You can configure Oracle GoldenGate Microservices Architecture to use a reverse proxy. Oracle GoldenGate MA includes a script called ReverseProxySettings that generates configuration file for only the NGINX reverse proxy server.
For example, the Administration Server is available on HTTPS://goldengate.example.com:9001 and the Distribution Server is on HTTPS://goldengate.example.com:9002. With reverse proxy, each of the microservices can simply be accessed from the single address. For example, https://goldengate.example.com/distsrvr for the Distribution Server.
To download and configure the NGINX follow the steps below.
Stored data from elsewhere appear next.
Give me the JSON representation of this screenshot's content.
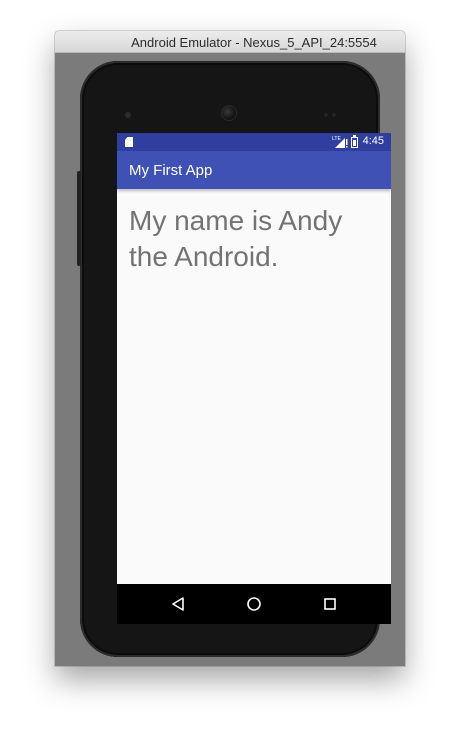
{
  "window": {
    "title": "Android Emulator - Nexus_5_API_24:5554"
  },
  "status_bar": {
    "time": "4:45",
    "network_label": "LTE",
    "background": "#303f9f"
  },
  "app_bar": {
    "title": "My First App",
    "background": "#3f51b5"
  },
  "content": {
    "message": "My name is Andy the Android."
  },
  "nav_bar": {
    "back_icon": "back-triangle-icon",
    "home_icon": "home-circle-icon",
    "recents_icon": "recents-square-icon"
  }
}
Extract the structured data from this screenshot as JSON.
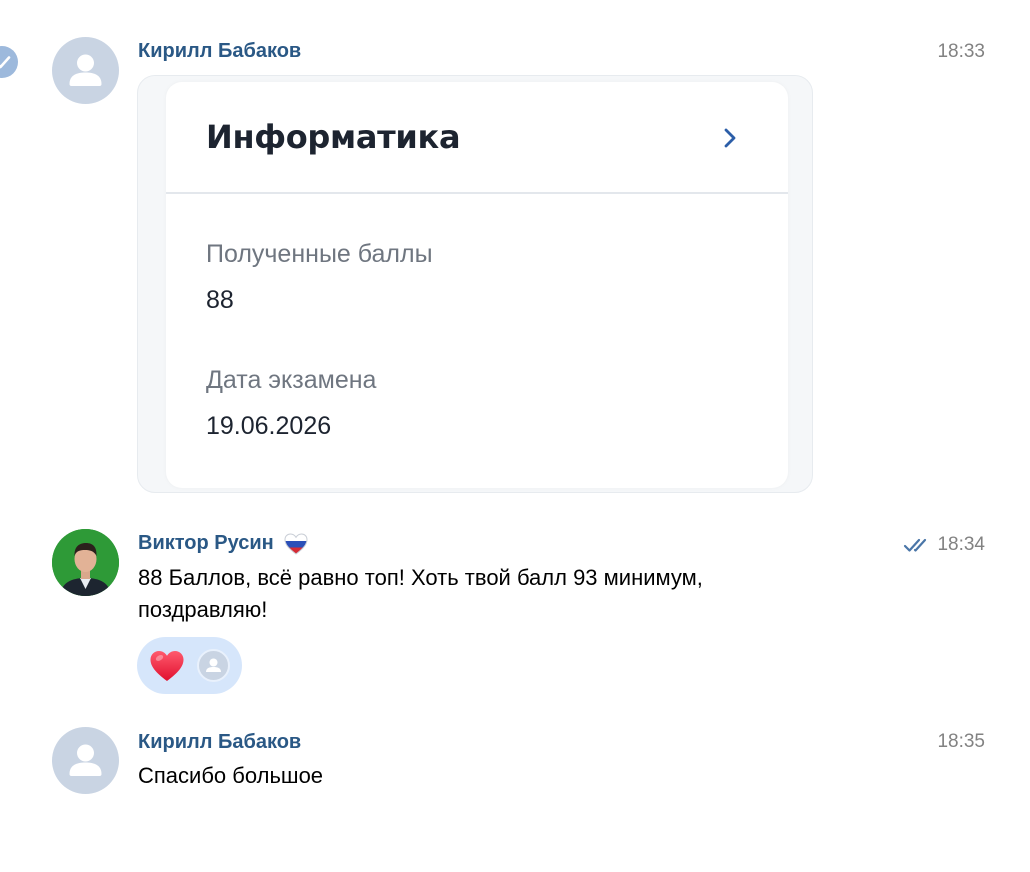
{
  "messages": [
    {
      "author": "Кирилл Бабаков",
      "time": "18:33",
      "card": {
        "title": "Информатика",
        "fields": [
          {
            "label": "Полученные баллы",
            "value": "88"
          },
          {
            "label": "Дата экзамена",
            "value": "19.06.2026"
          }
        ]
      }
    },
    {
      "author": "Виктор Русин",
      "time": "18:34",
      "text": "88 Баллов, всё равно топ! Хоть твой балл 93 минимум, поздравляю!",
      "reaction": {
        "emoji": "heart-icon"
      }
    },
    {
      "author": "Кирилл Бабаков",
      "time": "18:35",
      "text": "Спасибо большое"
    }
  ],
  "colors": {
    "author": "#2a5885",
    "time": "#828282",
    "reaction_bg": "#d6e6fb",
    "read_check": "#4a76a8"
  }
}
All the command are executed in shell script at the OS level of the host holding the GG for Big Data deployment:
- Download the software
[opc@goldengate-ma bin]$ sudo yum -y install nginx
- Navigate to the location of ./ReverseProxySettings script
[opc@goldengate-ma bin]$ cd /u01/app/oracle/product/21.4/ggbd_ma/lib/utl/reverseproxy
- Execute the following script to create a configuration file names ogg.congf. The name is at choice. Do not forget to replace the password with your own.
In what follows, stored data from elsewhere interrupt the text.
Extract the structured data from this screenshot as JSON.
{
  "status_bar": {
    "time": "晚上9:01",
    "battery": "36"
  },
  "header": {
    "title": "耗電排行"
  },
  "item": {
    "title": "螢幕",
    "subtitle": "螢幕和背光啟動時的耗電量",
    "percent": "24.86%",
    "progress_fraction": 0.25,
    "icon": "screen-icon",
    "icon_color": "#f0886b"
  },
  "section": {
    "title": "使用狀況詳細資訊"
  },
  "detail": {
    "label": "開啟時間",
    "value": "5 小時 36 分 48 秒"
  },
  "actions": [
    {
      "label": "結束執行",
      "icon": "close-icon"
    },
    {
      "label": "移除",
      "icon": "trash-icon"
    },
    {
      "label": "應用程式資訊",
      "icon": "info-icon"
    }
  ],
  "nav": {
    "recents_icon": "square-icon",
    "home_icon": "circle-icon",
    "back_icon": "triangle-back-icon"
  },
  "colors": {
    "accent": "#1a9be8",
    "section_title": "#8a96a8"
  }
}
[opc@goldengate-ma bin]$ ./ReverseProxySettings -u oggadmin -P <your password> ogg.conf https://localhost:7500
- Place the configuration file in the NGINX conf.d directory:
[opc@goldengate-ma bin]$ sudo cp ogg.conf /etc/nginx/conf.d/nginx.conf
- Generate a certificate for the proxy server
[opc@goldengate-ma bin]$ sudo sh /etc/ssl/certs/make-dummy-cert /etc/nginx/ogg.pem
- Start or reload the NGINX server:
[opc@goldengate-ma bin]$ sudo nginx
[opc@goldengate-ma bin]$ sudo nginx –t
nginx: the configuration file /etc/nginx/nginx.conf syntax is ok
nginx: configuration file /etc/nginx/nginx.conf test is successful
[opc@goldengate-ma bin]$ sudo nginx -s reload
- If not open already open the port 443 in the firewall
[opc@goldengate-ma bin]$ sudo firewall-cmd –zone=public –add-port=443/tcp –permanent
[opc@goldengate-ma bin]$ sudo firewall-cmd –reload
- You should be ready to connect to the newly deployed GoldenGate Microservices platform using the browser:
Error! Hyperlink reference not valid. or IP adress>/?root=account
The following login page should appear:

Enter the user and password you have defined in the response when you have created the deployment and click Sign in.
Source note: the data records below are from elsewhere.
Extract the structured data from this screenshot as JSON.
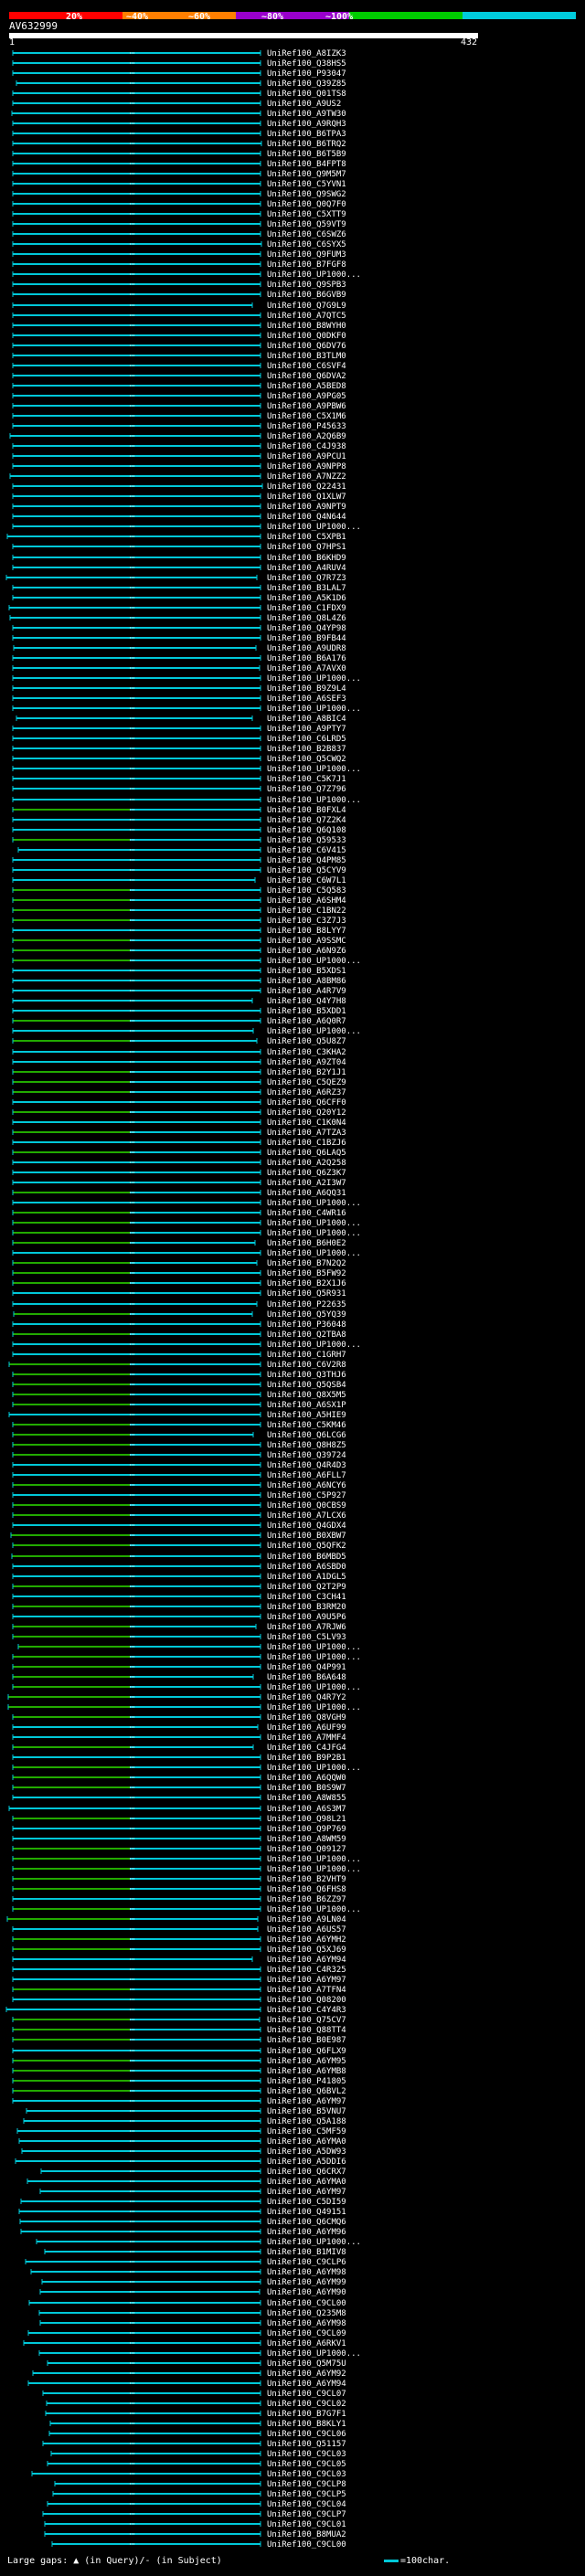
{
  "query": {
    "id": "AV632999",
    "start": "1",
    "end": "432"
  },
  "scale_labels": [
    "20%",
    "~40%",
    "~60%",
    "~80%",
    "~100%"
  ],
  "scale_colors": [
    "#ff0000",
    "#ff7f00",
    "#9900cc",
    "#00cc00",
    "#00ccdd"
  ],
  "legend": {
    "gaps": "Large gaps: ▲ (in Query)/- (in Subject)",
    "unit": "=100char."
  },
  "hits": [
    "UniRef100_A8IZK3",
    "UniRef100_Q38HS5",
    "UniRef100_P93047",
    "UniRef100_Q39Z85",
    "UniRef100_Q01TS8",
    "UniRef100_A9US2",
    "UniRef100_A9TW30",
    "UniRef100_A9RQH3",
    "UniRef100_B6TPA3",
    "UniRef100_B6TRQ2",
    "UniRef100_B6T5B9",
    "UniRef100_B4FPT8",
    "UniRef100_Q9M5M7",
    "UniRef100_C5YVN1",
    "UniRef100_Q9SWG2",
    "UniRef100_Q0Q7F0",
    "UniRef100_C5XTT9",
    "UniRef100_Q59VT9",
    "UniRef100_C6SWZ6",
    "UniRef100_C6SYX5",
    "UniRef100_Q9FUM3",
    "UniRef100_B7FGF8",
    "UniRef100_UP1000...",
    "UniRef100_Q9SPB3",
    "UniRef100_B6GVB9",
    "UniRef100_Q7G9L9",
    "UniRef100_A7QTC5",
    "UniRef100_B8WYH0",
    "UniRef100_Q0DKF0",
    "UniRef100_Q6DV76",
    "UniRef100_B3TLM0",
    "UniRef100_C6SVF4",
    "UniRef100_Q6DVA2",
    "UniRef100_A5BED8",
    "UniRef100_A9PG05",
    "UniRef100_A9PBW6",
    "UniRef100_C5X1M6",
    "UniRef100_P45633",
    "UniRef100_A2Q6B9",
    "UniRef100_C4J938",
    "UniRef100_A9PCU1",
    "UniRef100_A9NPP8",
    "UniRef100_A7NZZ2",
    "UniRef100_Q22431",
    "UniRef100_Q1XLW7",
    "UniRef100_A9NPT9",
    "UniRef100_Q4N644",
    "UniRef100_UP1000...",
    "UniRef100_C5XPB1",
    "UniRef100_Q7HPS1",
    "UniRef100_B6KHD9",
    "UniRef100_A4RUV4",
    "UniRef100_Q7R7Z3",
    "UniRef100_B3LAL7",
    "UniRef100_A5K1D6",
    "UniRef100_C1FDX9",
    "UniRef100_Q8L4Z6",
    "UniRef100_Q4YP98",
    "UniRef100_B9FB44",
    "UniRef100_A9UDR8",
    "UniRef100_B6A176",
    "UniRef100_A7AVX0",
    "UniRef100_UP1000...",
    "UniRef100_B9Z9L4",
    "UniRef100_A6SEF3",
    "UniRef100_UP1000...",
    "UniRef100_A8BIC4",
    "UniRef100_A9PTY7",
    "UniRef100_C6LRD5",
    "UniRef100_B2B837",
    "UniRef100_Q5CWQ2",
    "UniRef100_UP1000...",
    "UniRef100_C5K7J1",
    "UniRef100_Q7Z796",
    "UniRef100_UP1000...",
    "UniRef100_B0FXL4",
    "UniRef100_Q7Z2K4",
    "UniRef100_Q6Q108",
    "UniRef100_Q59533",
    "UniRef100_C6V415",
    "UniRef100_Q4PM85",
    "UniRef100_Q5CYV9",
    "UniRef100_C6W7L1",
    "UniRef100_C5Q583",
    "UniRef100_A6SHM4",
    "UniRef100_C1BN22",
    "UniRef100_C3Z7J3",
    "UniRef100_B8LYY7",
    "UniRef100_A9SSMC",
    "UniRef100_A6N9Z6",
    "UniRef100_UP1000...",
    "UniRef100_B5XDS1",
    "UniRef100_A8BM86",
    "UniRef100_A4R7V9",
    "UniRef100_Q4Y7H8",
    "UniRef100_B5XDD1",
    "UniRef100_A6Q0R7",
    "UniRef100_UP1000...",
    "UniRef100_Q5U8Z7",
    "UniRef100_C3KHA2",
    "UniRef100_A9ZT04",
    "UniRef100_B2Y1J1",
    "UniRef100_C5QEZ9",
    "UniRef100_A6RZ37",
    "UniRef100_Q6CFF0",
    "UniRef100_Q20Y12",
    "UniRef100_C1K0N4",
    "UniRef100_A7TZA3",
    "UniRef100_C1BZJ6",
    "UniRef100_Q6LAQ5",
    "UniRef100_A2Q258",
    "UniRef100_Q6Z3K7",
    "UniRef100_A2I3W7",
    "UniRef100_A6QQ31",
    "UniRef100_UP1000...",
    "UniRef100_C4WR16",
    "UniRef100_UP1000...",
    "UniRef100_UP1000...",
    "UniRef100_B6H0E2",
    "UniRef100_UP1000...",
    "UniRef100_B7N2Q2",
    "UniRef100_B5FW92",
    "UniRef100_B2X1J6",
    "UniRef100_Q5R931",
    "UniRef100_P22635",
    "UniRef100_Q5YQ39",
    "UniRef100_P36048",
    "UniRef100_Q2TBA8",
    "UniRef100_UP1000...",
    "UniRef100_C1GRH7",
    "UniRef100_C6V2R8",
    "UniRef100_Q3THJ6",
    "UniRef100_Q5QSB4",
    "UniRef100_Q8X5M5",
    "UniRef100_A6SX1P",
    "UniRef100_A5HIE9",
    "UniRef100_C5KM46",
    "UniRef100_Q6LCG6",
    "UniRef100_Q8H8Z5",
    "UniRef100_Q39724",
    "UniRef100_Q4R4D3",
    "UniRef100_A6FLL7",
    "UniRef100_A6NCY6",
    "UniRef100_C5P927",
    "UniRef100_Q0CBS9",
    "UniRef100_A7LCX6",
    "UniRef100_Q4GDX4",
    "UniRef100_B0XBW7",
    "UniRef100_Q5QFK2",
    "UniRef100_B6MBD5",
    "UniRef100_A6SBD0",
    "UniRef100_A1DGL5",
    "UniRef100_Q2T2P9",
    "UniRef100_C3CH41",
    "UniRef100_B3RM20",
    "UniRef100_A9U5P6",
    "UniRef100_A7RJW6",
    "UniRef100_C5LV93",
    "UniRef100_UP1000...",
    "UniRef100_UP1000...",
    "UniRef100_Q4P991",
    "UniRef100_B6A648",
    "UniRef100_UP1000...",
    "UniRef100_Q4R7Y2",
    "UniRef100_UP1000...",
    "UniRef100_Q8VGH9",
    "UniRef100_A6UF99",
    "UniRef100_A7MMF4",
    "UniRef100_C4JFG4",
    "UniRef100_B9P2B1",
    "UniRef100_UP1000...",
    "UniRef100_A6QQW0",
    "UniRef100_B0S9W7",
    "UniRef100_A8W855",
    "UniRef100_A6S3M7",
    "UniRef100_Q98L21",
    "UniRef100_Q9P769",
    "UniRef100_A8WM59",
    "UniRef100_Q09127",
    "UniRef100_UP1000...",
    "UniRef100_UP1000...",
    "UniRef100_B2VHT9",
    "UniRef100_Q6FHS8",
    "UniRef100_B6ZZ97",
    "UniRef100_UP1000...",
    "UniRef100_A9LN04",
    "UniRef100_A6US57",
    "UniRef100_A6YMH2",
    "UniRef100_Q5XJ69",
    "UniRef100_A6YM94",
    "UniRef100_C4R325",
    "UniRef100_A6YM97",
    "UniRef100_A7TFN4",
    "UniRef100_Q08200",
    "UniRef100_C4Y4R3",
    "UniRef100_Q75CV7",
    "UniRef100_Q88TT4",
    "UniRef100_B0E987",
    "UniRef100_Q6FLX9",
    "UniRef100_A6YM95",
    "UniRef100_A6YMB8",
    "UniRef100_P41805",
    "UniRef100_Q6BVL2",
    "UniRef100_A6YM97",
    "UniRef100_B5VNU7",
    "UniRef100_Q5A188",
    "UniRef100_C5MF59",
    "UniRef100_A6YMA0",
    "UniRef100_A5DW93",
    "UniRef100_A5DDI6",
    "UniRef100_Q6CRX7",
    "UniRef100_A6YMA0",
    "UniRef100_A6YM97",
    "UniRef100_C5DI59",
    "UniRef100_Q49151",
    "UniRef100_Q6CMQ6",
    "UniRef100_A6YM96",
    "UniRef100_UP1000...",
    "UniRef100_B1MIV8",
    "UniRef100_C9CLP6",
    "UniRef100_A6YM98",
    "UniRef100_A6YM99",
    "UniRef100_A6YM90",
    "UniRef100_C9CL00",
    "UniRef100_Q235M8",
    "UniRef100_A6YM98",
    "UniRef100_C9CL09",
    "UniRef100_A6RKV1",
    "UniRef100_UP1000...",
    "UniRef100_Q5M75U",
    "UniRef100_A6YM92",
    "UniRef100_A6YM94",
    "UniRef100_C9CL07",
    "UniRef100_C9CL02",
    "UniRef100_B7G7F1",
    "UniRef100_B8KLY1",
    "UniRef100_C9CL06",
    "UniRef100_Q51157",
    "UniRef100_C9CL03",
    "UniRef100_C9CL05",
    "UniRef100_C9CL03",
    "UniRef100_C9CLP8",
    "UniRef100_C9CLP5",
    "UniRef100_C9CL04",
    "UniRef100_C9CLP7",
    "UniRef100_C9CL01",
    "UniRef100_B8MUA2",
    "UniRef100_C9CL00"
  ]
}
You should be able to see the home screen. From this screen you can visualize the services and their status and also navigate to each of the service you need.
Dependency configuration for Google Cloud Platform – Big Query handler
Starting with 21.3 Oracle GoldenGate comes with a dependency downloader that aims to simplify the complex task of installing libraries and solving dependencies for various technologies for which a handler will be configures in GoldenGate for Big Data.
There is a very nice blog post from Sydney Nurse on this topic:
In order to install the libraries for Google Big Query follow the steps:
- Navigate to {OGGBD install}/DependencyDownloader
[opc@goldengate-ma ~]$ cd /u01/app/oracle/product/21.4/ggbd_ma/opt/DependencyDownloader
- Execute the ./bigquery.sh script followed by the version of the libraries you wish to download
[opc@goldengate-ma DependencyDownloader]$ ./bigquery.sh 1.135.4
If the installation fails check the java location or set the bash_profile as follows:
[opc@goldengate-ma ~]$ cat .bash_profile
# .bash_profile
# Get the aliases and functions
if [ -f ~/.bashrc ]; then
. ~/.bashrc
fi
# User specific environment and startup programs
export JAVA_HOME=/u01/app/oracle/product/21.4/ggbd_ma/jdk
export OGG_HOME=/u01/app/oracle/product/21.4/ggbd_ma
export LD_LIBRARY_PATH=$JAVA_HOME/jre/lib/amd64/server
PATH=$JAVA_HOME/bin:$OGG_HOME:$PATH:$HOME/.local/bin:$HOME/bin
export PATH
After the execution of the script the output should render the result of the installation. An excerpt from the message I have received has been attached for example:
java version “1.8.0_291”
Java is installed.
Apache Maven 3.8.2 (ea98e05a04480131370aa0c110b8c54cf726c06f)
Maven is accessible.
Root Configuration Script
INFO: This is the Maven binary [../../ggjava/maven/bin/mvn].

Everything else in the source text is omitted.